The suggestion of asset purchases sets a different tone for CTC, said Svetlana Sukhanova, an analyst at UBS AG in Moscow.
“It’s different from the vision of the previous leadership of the company, which was interested in only a license for broadcasting in Ukraine,” Sukhanova said by phone yesterday. “When we hear about a $500 million to $600 million potential purchase, it signals a big asset and not just a license.”
UBS rates CTC Media a “buy” with a 12-month price target of $16 a share, according to client note released yesterday.
Ad Sales ‘Relief’
Podolsky became interim CEO after the company lost Kudryashov to mobile-phone provider VimpelCom Ltd. in December. CTC is interested in new media and Internet assets as that is where growth in advertising is the greatest, he said. Internet ad spending climbed the most of all advertising in Russia last year, expanding 56 percent, according to the Association of Communication Agencies of Russia.
“It’s a relief that they have sold 80 percent of their 2012 advertising inventories, because there had been some concerns that their ad contracts were delayed,” Iouli Matevossov a senior analyst at Alfa Bank in Moscow said by phone. He rates the stock “overweight” with a target price at $17 per share.
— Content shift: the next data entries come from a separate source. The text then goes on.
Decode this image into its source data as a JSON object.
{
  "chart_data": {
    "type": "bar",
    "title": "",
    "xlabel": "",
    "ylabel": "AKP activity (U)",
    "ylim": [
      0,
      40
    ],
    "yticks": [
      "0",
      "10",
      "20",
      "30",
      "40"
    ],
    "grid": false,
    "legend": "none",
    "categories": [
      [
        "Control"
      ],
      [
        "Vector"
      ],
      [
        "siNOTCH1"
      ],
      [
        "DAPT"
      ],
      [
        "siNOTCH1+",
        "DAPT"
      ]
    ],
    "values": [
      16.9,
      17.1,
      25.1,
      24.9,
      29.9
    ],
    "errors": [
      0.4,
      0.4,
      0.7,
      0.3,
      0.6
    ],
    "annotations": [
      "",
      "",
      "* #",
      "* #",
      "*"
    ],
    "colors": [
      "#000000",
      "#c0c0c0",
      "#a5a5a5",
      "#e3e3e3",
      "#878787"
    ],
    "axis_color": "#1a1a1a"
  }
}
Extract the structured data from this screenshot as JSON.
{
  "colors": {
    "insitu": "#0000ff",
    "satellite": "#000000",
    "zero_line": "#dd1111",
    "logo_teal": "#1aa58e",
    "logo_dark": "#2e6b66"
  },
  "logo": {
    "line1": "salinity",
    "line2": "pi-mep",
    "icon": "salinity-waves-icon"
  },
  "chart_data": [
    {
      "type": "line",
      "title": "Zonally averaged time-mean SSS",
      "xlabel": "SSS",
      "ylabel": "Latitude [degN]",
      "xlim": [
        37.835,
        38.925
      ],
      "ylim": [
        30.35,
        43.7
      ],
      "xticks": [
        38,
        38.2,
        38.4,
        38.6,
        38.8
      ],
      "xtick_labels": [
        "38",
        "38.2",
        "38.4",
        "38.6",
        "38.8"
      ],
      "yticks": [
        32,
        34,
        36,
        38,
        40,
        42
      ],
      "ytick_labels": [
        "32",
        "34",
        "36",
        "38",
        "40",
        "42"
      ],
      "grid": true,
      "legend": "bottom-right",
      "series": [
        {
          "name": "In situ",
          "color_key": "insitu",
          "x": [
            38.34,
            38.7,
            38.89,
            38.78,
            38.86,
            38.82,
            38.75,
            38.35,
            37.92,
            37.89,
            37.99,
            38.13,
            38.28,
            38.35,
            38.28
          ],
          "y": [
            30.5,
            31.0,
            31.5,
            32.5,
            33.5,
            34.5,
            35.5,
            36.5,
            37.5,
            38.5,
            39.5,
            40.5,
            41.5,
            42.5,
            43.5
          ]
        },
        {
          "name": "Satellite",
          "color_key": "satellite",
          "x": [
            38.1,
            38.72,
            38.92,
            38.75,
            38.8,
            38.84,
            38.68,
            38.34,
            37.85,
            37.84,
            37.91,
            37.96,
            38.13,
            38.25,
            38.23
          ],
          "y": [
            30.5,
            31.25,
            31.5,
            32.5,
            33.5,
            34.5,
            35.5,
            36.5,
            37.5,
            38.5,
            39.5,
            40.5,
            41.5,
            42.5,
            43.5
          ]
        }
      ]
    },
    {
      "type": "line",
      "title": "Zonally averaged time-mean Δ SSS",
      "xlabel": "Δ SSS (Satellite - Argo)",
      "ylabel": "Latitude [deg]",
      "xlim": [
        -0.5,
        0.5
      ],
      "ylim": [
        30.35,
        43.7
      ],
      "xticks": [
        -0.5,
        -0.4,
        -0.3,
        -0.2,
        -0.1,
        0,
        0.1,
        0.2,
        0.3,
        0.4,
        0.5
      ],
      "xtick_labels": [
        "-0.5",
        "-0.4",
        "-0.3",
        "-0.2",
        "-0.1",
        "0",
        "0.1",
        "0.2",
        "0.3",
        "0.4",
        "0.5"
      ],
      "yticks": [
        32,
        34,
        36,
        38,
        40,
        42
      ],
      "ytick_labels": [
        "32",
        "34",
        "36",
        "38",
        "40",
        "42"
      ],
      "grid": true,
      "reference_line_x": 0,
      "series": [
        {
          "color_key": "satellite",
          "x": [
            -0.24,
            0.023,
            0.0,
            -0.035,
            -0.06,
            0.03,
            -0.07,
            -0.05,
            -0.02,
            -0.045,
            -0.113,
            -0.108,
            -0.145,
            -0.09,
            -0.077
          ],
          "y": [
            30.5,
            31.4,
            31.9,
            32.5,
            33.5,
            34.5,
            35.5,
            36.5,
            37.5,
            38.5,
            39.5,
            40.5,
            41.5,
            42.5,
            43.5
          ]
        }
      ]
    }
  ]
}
CTC’s average daily share of television viewers of four years and older rose to 7.7 percent in the week to Feb. 19, from 7.3 percent the week earlier, according to data released by TNS-Global on Feb. 27. Renaissance Capital reiterated its “buy” recommendation on the stock yesterday.
Russia ETF Drops
The Market Vectors Russia ETF, a U.S.-traded fund that holds Russian shares, fell 0.3 percent to $33.21 yesterday. The fund has gained 25 percent this year, compared with a 7.5 percent advance in the same period a year ago. The RTS Volatility Index, which measures expected swings in the index futures, declined 0.7 percent to 32.35 yesterday.
Oil futures rose today after falling for a second day yesterday. Crude oil for April delivery gained 0.3 percent to $106.88 a barrel. The contracts slipped 1.9 percent to $106.55 a barrel yesterday on the New York Mercantile Exchange. Brent oil for April settlement dropped 2.1 percent to $121.55 a barrel on the ICE Futures Europe exchange. Urals crude, Russia’s chief export blend, dropped 1.8 percent to $120.39.
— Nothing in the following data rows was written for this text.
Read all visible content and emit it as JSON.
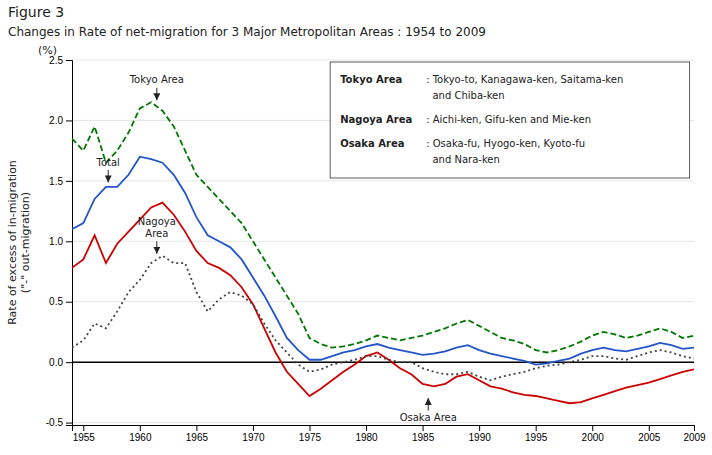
{
  "chart_data": {
    "type": "line",
    "title": "Figure 3",
    "subtitle": "Changes in Rate of net-migration for 3 Major Metropolitan Areas : 1954 to 2009",
    "ylabel": "Rate of excess of in-migration\n(\"-\" out-migration)",
    "xlim": [
      1954,
      2009
    ],
    "ylim": [
      -0.52,
      2.5
    ],
    "xticks": [
      1955,
      1960,
      1965,
      1970,
      1975,
      1980,
      1985,
      1990,
      1995,
      2000,
      2005,
      2009
    ],
    "yticks": [
      -0.5,
      {
        "value": 0,
        "label": "0.0"
      },
      0.5,
      {
        "value": 1,
        "label": "1.0"
      },
      1.5,
      {
        "value": 2,
        "label": "2.0"
      },
      2.5
    ],
    "x": [
      1954,
      1955,
      1956,
      1957,
      1958,
      1959,
      1960,
      1961,
      1962,
      1963,
      1964,
      1965,
      1966,
      1967,
      1968,
      1969,
      1970,
      1971,
      1972,
      1973,
      1974,
      1975,
      1976,
      1977,
      1978,
      1979,
      1980,
      1981,
      1982,
      1983,
      1984,
      1985,
      1986,
      1987,
      1988,
      1989,
      1990,
      1991,
      1992,
      1993,
      1994,
      1995,
      1996,
      1997,
      1998,
      1999,
      2000,
      2001,
      2002,
      2003,
      2004,
      2005,
      2006,
      2007,
      2008,
      2009
    ],
    "series": [
      {
        "color": "#007700",
        "line_style": "dashed",
        "values": [
          1.85,
          1.75,
          1.95,
          1.65,
          1.75,
          1.9,
          2.1,
          2.15,
          2.08,
          1.95,
          1.75,
          1.55,
          1.45,
          1.35,
          1.25,
          1.15,
          1.0,
          0.85,
          0.7,
          0.55,
          0.4,
          0.2,
          0.15,
          0.12,
          0.13,
          0.15,
          0.18,
          0.22,
          0.2,
          0.18,
          0.2,
          0.22,
          0.25,
          0.28,
          0.32,
          0.35,
          0.3,
          0.25,
          0.2,
          0.18,
          0.15,
          0.1,
          0.08,
          0.1,
          0.13,
          0.17,
          0.22,
          0.25,
          0.23,
          0.2,
          0.22,
          0.25,
          0.28,
          0.25,
          0.2,
          0.22
        ]
      },
      {
        "color": "#cc0000",
        "line_style": "solid",
        "values": [
          0.78,
          0.85,
          1.05,
          0.82,
          0.98,
          1.08,
          1.18,
          1.28,
          1.32,
          1.22,
          1.08,
          0.92,
          0.82,
          0.78,
          0.72,
          0.62,
          0.48,
          0.28,
          0.08,
          -0.08,
          -0.18,
          -0.28,
          -0.22,
          -0.15,
          -0.08,
          -0.02,
          0.05,
          0.08,
          0.02,
          -0.05,
          -0.1,
          -0.18,
          -0.2,
          -0.18,
          -0.12,
          -0.1,
          -0.15,
          -0.2,
          -0.22,
          -0.25,
          -0.27,
          -0.28,
          -0.3,
          -0.32,
          -0.34,
          -0.33,
          -0.3,
          -0.27,
          -0.24,
          -0.21,
          -0.19,
          -0.17,
          -0.14,
          -0.11,
          -0.08,
          -0.06
        ]
      },
      {
        "color": "#444444",
        "line_style": "dotted",
        "values": [
          0.12,
          0.18,
          0.32,
          0.28,
          0.42,
          0.58,
          0.68,
          0.82,
          0.88,
          0.82,
          0.82,
          0.58,
          0.42,
          0.52,
          0.58,
          0.55,
          0.48,
          0.32,
          0.18,
          0.08,
          -0.02,
          -0.08,
          -0.06,
          -0.02,
          0.0,
          0.02,
          0.05,
          0.05,
          0.02,
          0.0,
          0.0,
          -0.05,
          -0.08,
          -0.1,
          -0.1,
          -0.08,
          -0.12,
          -0.15,
          -0.12,
          -0.1,
          -0.08,
          -0.05,
          -0.03,
          -0.02,
          0.0,
          0.02,
          0.05,
          0.05,
          0.03,
          0.02,
          0.05,
          0.08,
          0.1,
          0.08,
          0.05,
          0.03
        ]
      },
      {
        "color": "#2255cc",
        "line_style": "solid",
        "values": [
          1.1,
          1.15,
          1.35,
          1.45,
          1.45,
          1.55,
          1.7,
          1.68,
          1.65,
          1.55,
          1.4,
          1.2,
          1.05,
          1.0,
          0.95,
          0.85,
          0.7,
          0.55,
          0.38,
          0.2,
          0.1,
          0.02,
          0.02,
          0.05,
          0.08,
          0.1,
          0.13,
          0.15,
          0.12,
          0.1,
          0.08,
          0.06,
          0.07,
          0.09,
          0.12,
          0.14,
          0.1,
          0.07,
          0.05,
          0.03,
          0.01,
          -0.02,
          -0.01,
          0.01,
          0.03,
          0.07,
          0.1,
          0.12,
          0.1,
          0.09,
          0.11,
          0.13,
          0.16,
          0.14,
          0.11,
          0.12
        ]
      }
    ],
    "annotations": [
      {
        "text": "(%)"
      },
      {
        "text": "Tokyo Area",
        "x": 1961.5,
        "y": 2.15,
        "position": "above"
      },
      {
        "text": "Total",
        "x": 1957.2,
        "y": 1.47,
        "position": "above"
      },
      {
        "text": "Nagoya\nArea",
        "x": 1961.5,
        "y": 0.88,
        "position": "above"
      },
      {
        "text": "Osaka Area",
        "x": 1985.5,
        "y": -0.28,
        "position": "below"
      }
    ],
    "notes": [
      {
        "label": "Tokyo Area",
        "lines": [
          ": Tokyo-to, Kanagawa-ken, Saitama-ken",
          "  and Chiba-ken"
        ]
      },
      {
        "label": "Nagoya Area",
        "lines": [
          ": Aichi-ken, Gifu-ken and Mie-ken"
        ]
      },
      {
        "label": "Osaka Area",
        "lines": [
          ": Osaka-fu, Hyogo-ken, Kyoto-fu",
          "  and Nara-ken"
        ]
      }
    ]
  }
}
American depositary receipts of OAO Lukoil, Russia’s biggest independent crude producer, fell 0.5 percent to $63.52 in New York yesterday, boosting the premium over its shares traded on Moscow’s Micex to 0.5 percent, the most since Feb. 16. Lukoil fell 1.8 percent to 1,833.40 rubles, or $63.29, on the Micex yesterday.
United Co. Rusal, the world’s largest aluminum producer, rose 2.7 percent to HK$6.84 in Hong Kong trading as of 11:32 a.m. local time. The MSCI Asia Pacific Index climbed 1.1 percent today after data showed factory output in Japan and South Korea gained. The MSCI gauge has risen 20 percent from its low on Oct. 5, meeting the definition of a bull market.
The 30-stock Micex slipped 1.2 percent to 1,574.10 in Moscow yesterday, the biggest drop since Feb. 22 and reducing its gain this month to 4 percent. The RTS slid 1.2 percent to 1,708.16.
The Micex has strengthened 12 percent in 2012 and trades at 6.2 times analysts’ earnings estimates for member companies. That compares with a 16 percent advance for Brazil’s Bovespa Index, which trades at 11 times estimated earnings, according to data compiled by Bloomberg. The Shanghai Composite Index trades at 10 times estimated earnings, and the BSE India Sensitive Index has a ratio of 16.